French container ship giant CMA CGM is predicting weaker results lie ahead as first-quarter earnings dropped sharply.
The company noted a continued normalisation of its markets after record results in 2021 and 2022.
Net profit fell sharply to $2bn from $7.1bn in the first three months of last year, with revenue down from $18.2bn to $12.7bn.
Chairman and chief executive Rodolphe Saade said: “After two exceptional years, our industry has entered a phase of normalisation due to the slowdown in global growth, inflation and a destocking phenomenon that is continuing in many parts of the world.
“Despite this deteriorated context, our first-quarter results are extremely solid,” he added.
Saade views the result as a fruit of the group’s investments, which have seen more than $30bn committed over the past two years.

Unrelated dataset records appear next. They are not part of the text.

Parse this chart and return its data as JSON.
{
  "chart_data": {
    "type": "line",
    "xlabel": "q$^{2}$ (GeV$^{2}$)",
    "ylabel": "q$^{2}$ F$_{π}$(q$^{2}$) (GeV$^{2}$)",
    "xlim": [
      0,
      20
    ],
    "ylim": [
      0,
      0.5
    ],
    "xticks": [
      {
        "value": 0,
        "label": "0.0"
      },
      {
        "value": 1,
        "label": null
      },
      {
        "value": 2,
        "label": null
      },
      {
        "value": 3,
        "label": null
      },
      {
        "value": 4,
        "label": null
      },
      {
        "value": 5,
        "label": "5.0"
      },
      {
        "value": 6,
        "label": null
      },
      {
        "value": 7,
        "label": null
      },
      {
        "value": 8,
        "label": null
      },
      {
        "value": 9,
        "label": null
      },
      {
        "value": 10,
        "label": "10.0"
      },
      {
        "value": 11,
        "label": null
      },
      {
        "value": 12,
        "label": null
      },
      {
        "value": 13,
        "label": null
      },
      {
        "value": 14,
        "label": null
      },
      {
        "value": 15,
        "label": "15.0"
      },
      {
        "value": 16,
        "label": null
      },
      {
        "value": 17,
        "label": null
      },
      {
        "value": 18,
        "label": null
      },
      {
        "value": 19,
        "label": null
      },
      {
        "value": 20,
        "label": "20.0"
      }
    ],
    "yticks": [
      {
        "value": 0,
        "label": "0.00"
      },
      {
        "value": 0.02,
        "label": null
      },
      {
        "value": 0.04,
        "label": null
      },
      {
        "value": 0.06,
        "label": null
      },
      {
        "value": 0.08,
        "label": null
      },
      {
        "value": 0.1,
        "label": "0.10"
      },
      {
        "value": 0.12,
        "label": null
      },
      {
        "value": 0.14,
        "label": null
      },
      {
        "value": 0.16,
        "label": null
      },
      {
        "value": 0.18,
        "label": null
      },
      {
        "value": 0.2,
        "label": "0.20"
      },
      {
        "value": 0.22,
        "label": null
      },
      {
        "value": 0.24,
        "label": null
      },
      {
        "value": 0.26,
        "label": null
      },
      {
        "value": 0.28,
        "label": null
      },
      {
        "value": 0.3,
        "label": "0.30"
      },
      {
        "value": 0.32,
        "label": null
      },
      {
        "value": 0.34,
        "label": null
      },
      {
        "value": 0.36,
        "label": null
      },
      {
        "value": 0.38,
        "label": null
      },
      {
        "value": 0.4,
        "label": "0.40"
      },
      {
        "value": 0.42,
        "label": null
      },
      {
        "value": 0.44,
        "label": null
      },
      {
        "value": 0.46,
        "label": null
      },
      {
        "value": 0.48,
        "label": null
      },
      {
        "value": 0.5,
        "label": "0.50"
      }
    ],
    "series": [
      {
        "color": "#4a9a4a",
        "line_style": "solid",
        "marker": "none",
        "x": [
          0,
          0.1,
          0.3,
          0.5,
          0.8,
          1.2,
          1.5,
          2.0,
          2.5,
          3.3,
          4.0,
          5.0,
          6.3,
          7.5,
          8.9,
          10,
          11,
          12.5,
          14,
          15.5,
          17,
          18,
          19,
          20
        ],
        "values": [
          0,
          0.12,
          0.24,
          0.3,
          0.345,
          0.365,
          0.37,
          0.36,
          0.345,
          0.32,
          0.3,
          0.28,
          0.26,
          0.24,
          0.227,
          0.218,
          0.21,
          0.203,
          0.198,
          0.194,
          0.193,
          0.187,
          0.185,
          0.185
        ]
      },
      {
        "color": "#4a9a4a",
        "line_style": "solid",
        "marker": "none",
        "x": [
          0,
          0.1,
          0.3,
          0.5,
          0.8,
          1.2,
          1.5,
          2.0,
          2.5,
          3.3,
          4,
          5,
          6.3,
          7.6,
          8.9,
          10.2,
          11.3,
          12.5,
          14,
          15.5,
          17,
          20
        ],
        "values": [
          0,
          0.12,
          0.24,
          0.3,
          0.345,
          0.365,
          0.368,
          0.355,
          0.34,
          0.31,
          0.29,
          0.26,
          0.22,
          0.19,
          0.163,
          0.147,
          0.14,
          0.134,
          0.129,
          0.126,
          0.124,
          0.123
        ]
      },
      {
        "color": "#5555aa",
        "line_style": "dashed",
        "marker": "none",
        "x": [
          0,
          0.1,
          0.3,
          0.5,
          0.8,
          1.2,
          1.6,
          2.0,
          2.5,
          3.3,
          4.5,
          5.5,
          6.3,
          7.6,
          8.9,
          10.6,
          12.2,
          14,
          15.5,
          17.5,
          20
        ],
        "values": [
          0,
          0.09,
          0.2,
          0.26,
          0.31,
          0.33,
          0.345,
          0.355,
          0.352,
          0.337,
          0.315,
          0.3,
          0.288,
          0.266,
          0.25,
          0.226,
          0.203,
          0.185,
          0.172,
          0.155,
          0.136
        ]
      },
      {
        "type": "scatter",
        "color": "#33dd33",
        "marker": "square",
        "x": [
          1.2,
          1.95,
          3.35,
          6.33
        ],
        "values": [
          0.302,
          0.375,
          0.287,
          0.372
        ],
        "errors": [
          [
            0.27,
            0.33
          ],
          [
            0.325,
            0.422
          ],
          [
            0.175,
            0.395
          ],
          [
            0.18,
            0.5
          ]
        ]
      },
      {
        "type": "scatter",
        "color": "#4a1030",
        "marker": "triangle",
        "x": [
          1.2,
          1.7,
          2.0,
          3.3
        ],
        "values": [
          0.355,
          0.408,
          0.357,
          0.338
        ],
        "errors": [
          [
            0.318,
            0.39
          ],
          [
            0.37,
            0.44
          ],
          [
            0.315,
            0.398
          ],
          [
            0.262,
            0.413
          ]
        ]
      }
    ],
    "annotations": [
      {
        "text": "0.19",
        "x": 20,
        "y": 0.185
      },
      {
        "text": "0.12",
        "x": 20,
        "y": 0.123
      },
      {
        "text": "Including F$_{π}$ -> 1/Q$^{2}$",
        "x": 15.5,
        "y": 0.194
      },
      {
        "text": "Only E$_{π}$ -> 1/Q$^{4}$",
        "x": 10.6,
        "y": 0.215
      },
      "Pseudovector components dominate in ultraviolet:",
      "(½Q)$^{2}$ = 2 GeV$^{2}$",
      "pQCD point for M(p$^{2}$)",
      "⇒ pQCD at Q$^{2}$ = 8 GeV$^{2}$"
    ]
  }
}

This has allowed the company “to constantly broaden and strengthen our range of transport and logistics solutions for our customers”, he said.
The fourth quarter’s trends remained in play in the first three months of 2023, with challenging market conditions in the transport and logistics industry, the shipowner said.
Freight demand continued to slow, spurring a rapid normalisation of spot freight rates, it added.
Ebitda stood at $3.4bn, down 61% year-on-year.
Liquidity still on the up
Financial resources net of debt totalled $6.2bn as of 31 March, up $1.5bn in three months.
Shipped volumes dipped to 5.02m teu from 5.32m in the same period of 2022.
This was blamed on household consumption of goods in Europe and North America dropping sharply amid price inflation and a rebound in spending on services, especially tourism and leisure.
There were also inventory adjustments in these regions, weighing on imports, especially from Asia, and particularly in the retail and lifestyle sectors.
CMA CGM noted relatively brisk activity in regions such as Latin America and Africa, together with eased congestion, but these factors were insufficient to offset the decline on the main East-West routes.
Shipping operations contributed revenue of $8.9bn, down 40.3%, with Ebitda at $3bn, 64% less than the year before.
The average revenue per teu stood at $1,766, a reduction of 37% from the first quarter of last year.
Looking ahead, the group said macroeconomic and geopolitical uncertainty would continue, with tensions in the supply-demand balance as new capacity arrives to weigh on freight rates.
“In this environment, the first quarter is expected to be the best quarter of the year as the group’s financial results continue to return to normal,” the owner said.
“The group is confident in its ability to weather the cycle thanks to its combined transport and logistics strategy and its financial strength,” CMA CGM added.